Lengthy but extremely accurate article by Diane Ravitch. It's funny that Racitch is considered a "conservative", but conservatives hate her while us lazy, librul, union-loving teachers so often nod in agreement with what Ravitch has to say.
The article summarizes the education reform movement the last 10-15 years and predicts where we are going:
Race to the Top seems to have catalyzed a national narrative, at least among the mainstream media. The good guys open charter schools and fire bad teachers. The bad guys are lazy teachers who get lifetime tenure just for breathing and showing up. Most evil of all are the unions, who protect the bad teachers and fend off any effort to evaluate them. Anyone who questions the headlong rush to privatization and the blind faith in standardized testing will be smeared as "a defender of the status quo" who has "no solutions." Even if all the "reformers'" solutions are destructive and stale, even though they consistently have failed to produce better education, the reformers never think twice about their palette of "solutions."The bitter fruit of the past few years of reform: The latest survey of the attitudes of American teachers shows a deeply demoralized profession. Job satisfaction of our nation's teachers has plummeted since 2009, the period in which attacks on teachers soared while budgets shrunk. Nearly one-third of teachers—1 million teachers—are considering quitting. That's a 70 percent increase since 2009. Who will replace them?The prediction:While policymakers eagerly await the evidence they need to begin firing the lowest-rated teachers, a new study by the Center for Analysis of Longitudinal Data in Education Research, or CALDER, finds that teacher turnover demoralizes the entire staff and lowers achievement, not just for students whose teachers were removed, but for all the students in the school.
It's already there. My school was "turned around" under Race to the Top and despite my students' achievement, i became one of the surprising turnover casualties (because i spoke out about the curriculum i said we needed to either change or supplement to ensure student success). Building morale is at an all time low because the thinking is, "if FWFW can get dumped, they can get anyone of us". The young teachers are looking for new jobs and the older ones are taking the earliest retirement possible.
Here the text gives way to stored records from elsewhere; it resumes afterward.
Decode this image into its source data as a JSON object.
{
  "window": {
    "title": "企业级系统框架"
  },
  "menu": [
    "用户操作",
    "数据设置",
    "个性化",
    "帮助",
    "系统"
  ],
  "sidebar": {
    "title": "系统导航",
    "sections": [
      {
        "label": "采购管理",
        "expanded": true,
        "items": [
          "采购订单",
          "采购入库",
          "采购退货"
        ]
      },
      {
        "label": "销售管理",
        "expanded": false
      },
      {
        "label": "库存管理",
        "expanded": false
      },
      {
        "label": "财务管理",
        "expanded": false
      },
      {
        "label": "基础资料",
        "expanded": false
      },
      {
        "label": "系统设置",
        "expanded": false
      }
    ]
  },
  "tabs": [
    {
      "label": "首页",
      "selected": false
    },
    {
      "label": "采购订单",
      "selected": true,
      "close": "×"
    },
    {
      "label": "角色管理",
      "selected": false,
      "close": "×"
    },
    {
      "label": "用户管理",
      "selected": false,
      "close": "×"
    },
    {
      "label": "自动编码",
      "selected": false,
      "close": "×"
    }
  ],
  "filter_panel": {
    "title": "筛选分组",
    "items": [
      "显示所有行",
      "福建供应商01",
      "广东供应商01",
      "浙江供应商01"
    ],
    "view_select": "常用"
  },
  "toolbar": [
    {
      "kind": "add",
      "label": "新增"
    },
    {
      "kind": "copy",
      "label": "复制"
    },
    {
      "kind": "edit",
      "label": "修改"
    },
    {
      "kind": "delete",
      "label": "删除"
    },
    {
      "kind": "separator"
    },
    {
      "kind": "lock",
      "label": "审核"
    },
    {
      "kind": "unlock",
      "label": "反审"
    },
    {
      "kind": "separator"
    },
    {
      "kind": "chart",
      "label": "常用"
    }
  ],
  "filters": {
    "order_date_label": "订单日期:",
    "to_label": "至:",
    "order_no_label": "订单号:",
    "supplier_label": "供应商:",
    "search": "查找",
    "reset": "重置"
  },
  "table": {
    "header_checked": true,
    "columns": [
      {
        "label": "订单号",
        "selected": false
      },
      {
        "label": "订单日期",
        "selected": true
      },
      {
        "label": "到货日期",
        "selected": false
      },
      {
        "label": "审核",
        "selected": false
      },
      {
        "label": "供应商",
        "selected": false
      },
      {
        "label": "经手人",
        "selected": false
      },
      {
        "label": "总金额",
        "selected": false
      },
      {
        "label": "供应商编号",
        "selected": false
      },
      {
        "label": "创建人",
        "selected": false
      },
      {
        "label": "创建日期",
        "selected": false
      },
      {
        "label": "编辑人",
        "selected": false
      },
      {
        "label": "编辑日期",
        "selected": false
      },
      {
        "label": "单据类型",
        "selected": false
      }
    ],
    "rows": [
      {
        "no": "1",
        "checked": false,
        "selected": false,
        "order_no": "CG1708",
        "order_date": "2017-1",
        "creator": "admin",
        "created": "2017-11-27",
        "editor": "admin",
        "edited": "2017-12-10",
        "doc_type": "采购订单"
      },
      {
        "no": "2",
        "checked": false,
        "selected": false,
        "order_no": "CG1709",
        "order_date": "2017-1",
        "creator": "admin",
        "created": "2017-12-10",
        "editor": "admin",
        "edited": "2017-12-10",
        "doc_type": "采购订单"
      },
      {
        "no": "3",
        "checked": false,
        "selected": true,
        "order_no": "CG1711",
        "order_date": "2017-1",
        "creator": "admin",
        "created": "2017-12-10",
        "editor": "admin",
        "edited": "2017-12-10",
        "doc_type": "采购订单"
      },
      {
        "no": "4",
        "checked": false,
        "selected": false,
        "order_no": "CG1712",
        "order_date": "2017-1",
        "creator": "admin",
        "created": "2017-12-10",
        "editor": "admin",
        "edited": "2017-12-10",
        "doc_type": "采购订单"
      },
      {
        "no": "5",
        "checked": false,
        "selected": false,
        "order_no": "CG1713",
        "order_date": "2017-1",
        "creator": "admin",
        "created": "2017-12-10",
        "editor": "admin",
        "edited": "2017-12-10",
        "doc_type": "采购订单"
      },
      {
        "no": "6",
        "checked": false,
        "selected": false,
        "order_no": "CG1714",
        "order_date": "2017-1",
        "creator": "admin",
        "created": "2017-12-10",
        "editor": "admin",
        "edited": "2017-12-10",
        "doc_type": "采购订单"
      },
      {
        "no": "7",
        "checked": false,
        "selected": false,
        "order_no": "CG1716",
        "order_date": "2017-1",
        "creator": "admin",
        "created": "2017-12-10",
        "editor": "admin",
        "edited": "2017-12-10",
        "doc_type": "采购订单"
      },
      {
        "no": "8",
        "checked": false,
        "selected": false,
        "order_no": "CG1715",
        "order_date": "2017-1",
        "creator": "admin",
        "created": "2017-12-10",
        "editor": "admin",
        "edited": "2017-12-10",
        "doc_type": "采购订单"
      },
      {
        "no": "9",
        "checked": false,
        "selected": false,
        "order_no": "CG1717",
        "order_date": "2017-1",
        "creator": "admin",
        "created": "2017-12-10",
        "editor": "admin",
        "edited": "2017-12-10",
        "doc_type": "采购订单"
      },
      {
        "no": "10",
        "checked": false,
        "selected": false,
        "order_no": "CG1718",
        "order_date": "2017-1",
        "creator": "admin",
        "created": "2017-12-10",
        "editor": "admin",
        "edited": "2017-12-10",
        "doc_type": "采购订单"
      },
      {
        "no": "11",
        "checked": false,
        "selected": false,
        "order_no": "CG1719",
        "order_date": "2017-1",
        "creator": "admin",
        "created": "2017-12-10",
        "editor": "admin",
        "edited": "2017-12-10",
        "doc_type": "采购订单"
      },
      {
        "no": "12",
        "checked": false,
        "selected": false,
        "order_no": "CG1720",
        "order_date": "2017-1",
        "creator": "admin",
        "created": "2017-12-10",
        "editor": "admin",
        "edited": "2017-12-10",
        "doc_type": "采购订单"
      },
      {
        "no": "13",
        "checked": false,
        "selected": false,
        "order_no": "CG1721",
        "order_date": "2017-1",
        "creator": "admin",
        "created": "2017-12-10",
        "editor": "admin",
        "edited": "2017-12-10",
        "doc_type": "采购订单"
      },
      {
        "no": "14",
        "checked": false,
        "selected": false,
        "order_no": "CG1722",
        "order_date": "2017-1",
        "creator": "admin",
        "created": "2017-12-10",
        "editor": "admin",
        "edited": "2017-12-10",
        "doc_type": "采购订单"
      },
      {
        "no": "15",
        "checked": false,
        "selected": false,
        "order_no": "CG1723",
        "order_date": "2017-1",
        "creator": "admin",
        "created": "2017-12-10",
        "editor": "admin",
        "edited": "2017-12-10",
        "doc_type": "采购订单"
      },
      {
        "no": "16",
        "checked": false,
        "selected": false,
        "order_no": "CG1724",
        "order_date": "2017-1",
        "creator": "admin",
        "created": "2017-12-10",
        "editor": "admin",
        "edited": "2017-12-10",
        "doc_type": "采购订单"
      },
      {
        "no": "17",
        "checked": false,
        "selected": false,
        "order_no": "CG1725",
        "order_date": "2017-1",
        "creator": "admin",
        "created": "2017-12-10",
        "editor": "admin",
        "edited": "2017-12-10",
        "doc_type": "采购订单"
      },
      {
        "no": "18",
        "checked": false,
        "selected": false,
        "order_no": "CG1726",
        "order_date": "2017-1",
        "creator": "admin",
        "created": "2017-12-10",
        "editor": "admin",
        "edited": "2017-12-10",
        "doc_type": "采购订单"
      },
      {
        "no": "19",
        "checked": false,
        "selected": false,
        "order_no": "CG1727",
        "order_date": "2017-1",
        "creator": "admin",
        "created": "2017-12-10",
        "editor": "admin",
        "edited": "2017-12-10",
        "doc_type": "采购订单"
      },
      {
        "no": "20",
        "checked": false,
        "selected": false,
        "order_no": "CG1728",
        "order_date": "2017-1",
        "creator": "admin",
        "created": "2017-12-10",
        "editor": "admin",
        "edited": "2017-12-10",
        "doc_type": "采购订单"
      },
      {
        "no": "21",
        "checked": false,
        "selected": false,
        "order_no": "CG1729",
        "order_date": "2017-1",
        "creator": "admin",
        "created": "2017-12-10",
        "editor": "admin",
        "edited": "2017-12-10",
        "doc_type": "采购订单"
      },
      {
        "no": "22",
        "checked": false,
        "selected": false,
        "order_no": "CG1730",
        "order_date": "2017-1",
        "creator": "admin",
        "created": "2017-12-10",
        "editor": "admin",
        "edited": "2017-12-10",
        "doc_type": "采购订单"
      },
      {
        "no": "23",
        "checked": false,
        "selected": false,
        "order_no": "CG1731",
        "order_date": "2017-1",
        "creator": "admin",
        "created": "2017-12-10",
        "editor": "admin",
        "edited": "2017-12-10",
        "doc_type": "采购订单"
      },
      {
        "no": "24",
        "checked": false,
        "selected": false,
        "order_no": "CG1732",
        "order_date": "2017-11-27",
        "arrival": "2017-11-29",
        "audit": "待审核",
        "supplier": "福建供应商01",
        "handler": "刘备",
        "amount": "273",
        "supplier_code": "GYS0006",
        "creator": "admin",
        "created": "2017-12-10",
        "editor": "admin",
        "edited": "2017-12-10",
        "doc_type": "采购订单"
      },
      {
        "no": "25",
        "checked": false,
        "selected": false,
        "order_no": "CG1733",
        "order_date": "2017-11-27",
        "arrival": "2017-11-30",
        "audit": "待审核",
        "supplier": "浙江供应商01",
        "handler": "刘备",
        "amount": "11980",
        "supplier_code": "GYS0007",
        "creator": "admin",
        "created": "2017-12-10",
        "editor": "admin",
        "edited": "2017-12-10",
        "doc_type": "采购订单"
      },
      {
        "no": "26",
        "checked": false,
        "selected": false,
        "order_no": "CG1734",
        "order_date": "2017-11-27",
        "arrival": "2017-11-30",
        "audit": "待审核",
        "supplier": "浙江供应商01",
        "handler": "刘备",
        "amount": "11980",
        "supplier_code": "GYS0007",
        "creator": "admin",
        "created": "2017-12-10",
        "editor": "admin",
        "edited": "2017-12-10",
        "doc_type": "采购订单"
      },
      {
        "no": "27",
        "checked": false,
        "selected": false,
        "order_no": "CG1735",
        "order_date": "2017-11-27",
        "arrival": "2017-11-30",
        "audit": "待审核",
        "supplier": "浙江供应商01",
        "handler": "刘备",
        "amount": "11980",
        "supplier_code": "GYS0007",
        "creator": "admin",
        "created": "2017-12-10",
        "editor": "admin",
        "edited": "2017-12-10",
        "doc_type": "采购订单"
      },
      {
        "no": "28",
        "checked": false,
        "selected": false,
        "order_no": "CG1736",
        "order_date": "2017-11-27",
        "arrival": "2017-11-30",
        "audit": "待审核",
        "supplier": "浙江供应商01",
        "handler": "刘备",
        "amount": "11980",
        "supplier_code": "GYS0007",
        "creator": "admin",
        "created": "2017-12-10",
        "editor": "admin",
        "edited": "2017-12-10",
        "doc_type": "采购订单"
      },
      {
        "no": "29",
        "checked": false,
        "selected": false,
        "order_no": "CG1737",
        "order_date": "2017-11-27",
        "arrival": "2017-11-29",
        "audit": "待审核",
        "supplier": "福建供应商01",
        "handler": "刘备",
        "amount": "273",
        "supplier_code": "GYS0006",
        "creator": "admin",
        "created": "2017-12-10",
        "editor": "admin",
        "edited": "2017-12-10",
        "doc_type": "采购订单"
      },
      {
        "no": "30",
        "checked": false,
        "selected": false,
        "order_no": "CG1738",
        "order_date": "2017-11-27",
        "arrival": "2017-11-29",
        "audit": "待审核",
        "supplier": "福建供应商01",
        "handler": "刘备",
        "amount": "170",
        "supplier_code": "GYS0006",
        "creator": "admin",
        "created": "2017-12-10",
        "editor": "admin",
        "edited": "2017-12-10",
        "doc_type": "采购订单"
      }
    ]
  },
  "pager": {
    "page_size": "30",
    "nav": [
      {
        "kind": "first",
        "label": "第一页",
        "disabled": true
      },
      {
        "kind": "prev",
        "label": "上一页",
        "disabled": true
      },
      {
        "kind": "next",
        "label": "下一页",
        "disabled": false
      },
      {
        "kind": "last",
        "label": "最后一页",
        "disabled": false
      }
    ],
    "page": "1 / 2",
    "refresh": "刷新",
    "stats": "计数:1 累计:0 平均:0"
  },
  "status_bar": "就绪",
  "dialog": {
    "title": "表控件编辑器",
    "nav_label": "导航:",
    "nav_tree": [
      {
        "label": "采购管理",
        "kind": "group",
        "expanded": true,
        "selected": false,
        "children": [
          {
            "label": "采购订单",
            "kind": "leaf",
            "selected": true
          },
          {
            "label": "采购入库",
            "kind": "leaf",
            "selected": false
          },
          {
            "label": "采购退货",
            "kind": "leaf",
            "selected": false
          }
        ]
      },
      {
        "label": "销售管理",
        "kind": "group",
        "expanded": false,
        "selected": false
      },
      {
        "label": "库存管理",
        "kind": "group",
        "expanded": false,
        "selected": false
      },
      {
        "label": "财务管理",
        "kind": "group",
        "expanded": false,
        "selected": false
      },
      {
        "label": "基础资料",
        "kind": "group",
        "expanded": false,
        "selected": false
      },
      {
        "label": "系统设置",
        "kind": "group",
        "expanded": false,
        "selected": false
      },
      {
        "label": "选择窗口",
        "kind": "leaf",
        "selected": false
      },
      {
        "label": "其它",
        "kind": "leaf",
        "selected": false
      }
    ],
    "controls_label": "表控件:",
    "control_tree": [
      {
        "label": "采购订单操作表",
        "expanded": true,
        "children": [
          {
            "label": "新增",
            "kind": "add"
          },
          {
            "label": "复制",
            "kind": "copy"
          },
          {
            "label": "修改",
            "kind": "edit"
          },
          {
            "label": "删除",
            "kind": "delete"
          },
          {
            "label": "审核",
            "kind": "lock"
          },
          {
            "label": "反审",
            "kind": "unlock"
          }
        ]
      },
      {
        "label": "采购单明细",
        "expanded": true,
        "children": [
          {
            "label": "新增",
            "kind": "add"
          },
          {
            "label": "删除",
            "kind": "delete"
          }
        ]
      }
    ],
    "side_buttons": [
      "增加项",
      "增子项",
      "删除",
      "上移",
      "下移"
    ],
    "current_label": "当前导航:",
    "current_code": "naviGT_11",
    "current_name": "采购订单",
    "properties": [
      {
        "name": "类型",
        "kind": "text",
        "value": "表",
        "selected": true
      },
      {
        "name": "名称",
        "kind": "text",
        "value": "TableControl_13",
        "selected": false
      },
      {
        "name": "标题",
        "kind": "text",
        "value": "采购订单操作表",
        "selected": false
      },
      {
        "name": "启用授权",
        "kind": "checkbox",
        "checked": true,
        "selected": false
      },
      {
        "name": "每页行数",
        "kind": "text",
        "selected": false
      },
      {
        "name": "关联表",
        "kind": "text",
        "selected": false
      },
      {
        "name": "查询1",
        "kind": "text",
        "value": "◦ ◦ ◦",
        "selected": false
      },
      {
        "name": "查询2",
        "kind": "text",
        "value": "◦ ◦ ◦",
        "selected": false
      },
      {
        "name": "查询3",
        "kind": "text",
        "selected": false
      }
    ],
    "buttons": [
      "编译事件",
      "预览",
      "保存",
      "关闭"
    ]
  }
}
It sucks.The pattern on the rug grows clear. Teaching will become a job, not a profession. Young people will typically spend a year or two as teachers, then move on to other, more rewarding careers. Federal and state policy will promote online learning, and computers will replace teaches. Online class sizes will reach 1:100, even 1:200; the job of monitoring the screens will be outsourced, creating large economies for state budgets. For-profit companies will make large profits. The Common Core standards will create a national marketplace for vendors, as Secretary Arne Duncan's chief of staff, Joanne Weiss, predicted. Entrepreneurs will reap the rewards of the new American style of education. As profits grow, the cost of education will be contained. Public education will increasingly be handed over to businesses designed to maximize economic efficiency and produce dependable profits for investors.